What happens if my endpoint is down? +
0Latency retries with exponential backoff up to 5 times over approximately 5.5 hours. If all retries fail, the event is stored and retrievable via the events API for 30 days. Your webhook is automatically paused after 100 consecutive failures, and you'll receive an email notification.
Can I filter webhooks by specific agents? +
Yes. The agent_id field in webhook registration is optional. If provided, you'll only receive events for that agent. If omitted, you'll receive events for all agents under your account. You can also register multiple webhooks with different agent filters.

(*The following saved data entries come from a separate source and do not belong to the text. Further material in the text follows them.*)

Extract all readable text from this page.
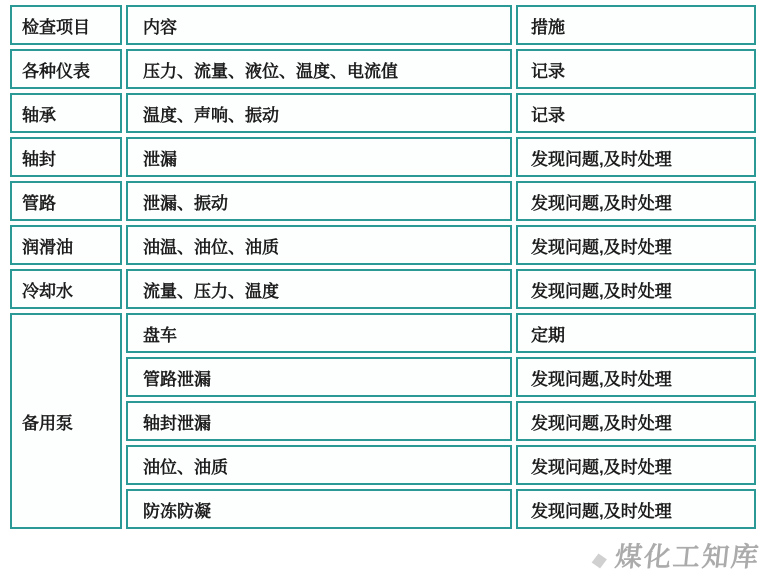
检查项目	内容	措施
各种仪表	压力、流量、液位、温度、电流值	记录
轴承	温度、声响、振动	记录
轴封	泄漏	发现问题,及时处理
管路	泄漏、振动	发现问题,及时处理
润滑油	油温、油位、油质	发现问题,及时处理
冷却水	流量、压力、温度	发现问题,及时处理
备用泵	盘车	定期
	管路泄漏	发现问题,及时处理
	轴封泄漏	发现问题,及时处理
	油位、油质	发现问题,及时处理
	防冻防凝	发现问题,及时处理
◆ 煤化工知库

How do I set the decay threshold for decay_threshold events? +
Decay thresholds are configured per-agent via the agent settings API. The default threshold is 0.40 (40% confidence). When any memory drops below this score, a memory.decay_threshold event fires. You can set different thresholds for different agents.
Is there a way to replay past events? +
Yes. The events API lets you query historical events by type, agent, and time range. You can replay them to a webhook endpoint using POST /webhooks/{id}/replay with a time range filter. This is useful for backfilling a new integration or debugging.